Closing the loop through architectural foundations

The NHS App sits at the centre of this ecosystem, not as a monolithic system trying to do everything, but as an intelligent orchestrator connecting citizens to the right services at the right time. A simple front door, if you like. This modular approach enables the rapid addition of new capabilities without requiring the rebuilding of the entire platform, which is essential for supporting the prevention-focused care that the NHS 10-Year Health Plan demands.

Interoperability is the invisible foundation that makes the entire digital health vision credible. Without it, Marcus cannot receive the personalised prevention support described in our opening article. The architectural challenge extends beyond individual patient journeys. True interoperability creates what technologists call a data flywheel: a system that becomes more valuable as more people use it. Each appointment Marcus books, each stress reading his wearable captures, each piece of guidance the system provides feeds back into clinical systems, creating a continuously improving cycle of care.
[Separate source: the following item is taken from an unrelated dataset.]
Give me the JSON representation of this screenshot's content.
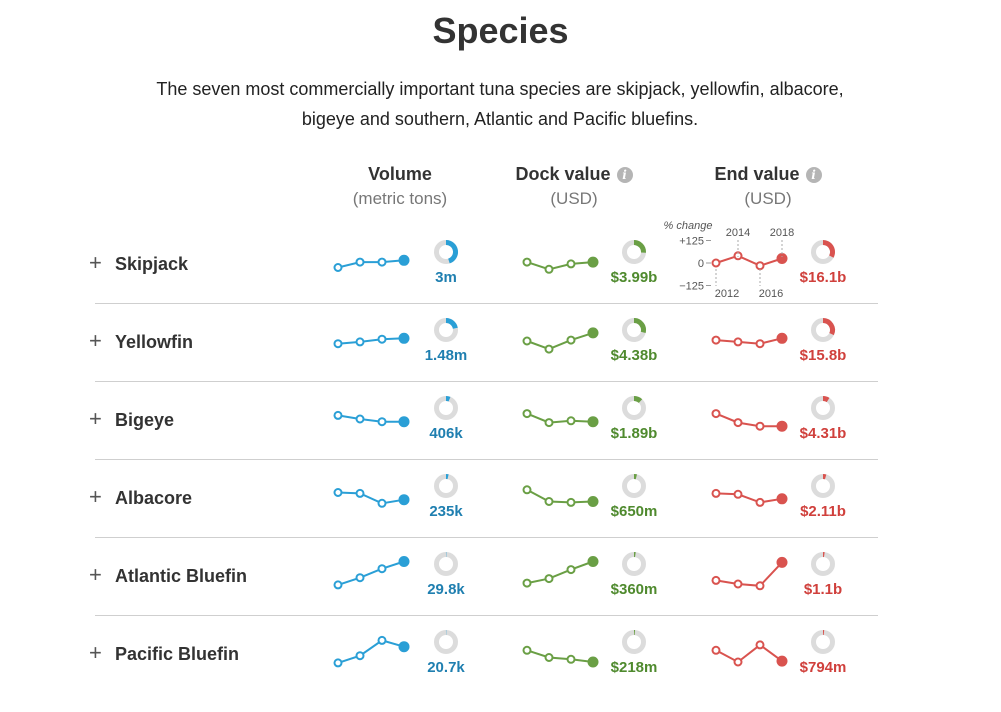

The shift from prescription to prevention, from hospital to community care, and from reactive to proactive health management all depend on this architectural foundation. UK Core FHIR V4 provides the technical language that enables this transformation, and the 10-Year Health Plan sets the strategic imperative.

This convergence is crucial for creating a more interconnected and efficient healthcare ecosystem, enabling better care coordination, enhancing patient outcomes, and facilitating effective public health initiatives. Whilst achieving this will demand substantial investment in new technologies, training, and policy development, the long-term benefits in reduced complexity, enhanced security, and improved care delivery make it a worthwhile endeavour.

As many public sector leaders have observed, the challenge has shifted from simply educating stakeholders about the potential of APIs to addressing the practicalities of implementation. Ensuring APIs are developed within reference architectures, aligned with evolving standards, and supported by transparent governance. This evolution is essential for the NHS App to fulfil its promise as the “doctor in your pocket” and for the NHS 10 Year Plan to deliver on its digital ambitions.

This is the moment when architectural thinking can align with policy ambition and user needs to build the connected health system Britain needs -one where every interaction counts and every citizen benefits from the collective intelligence of an integrated healthcare ecosystem - with nobody left behind.

This completes our healthcare series examining how the NHS can deliver on the promise of a "doctor in your pocket". From architectural foundations to citizen empowerment, prevention to inclusion, interoperability provides the invisible infrastructure that makes digital transformation credible, actionable, and sustainable.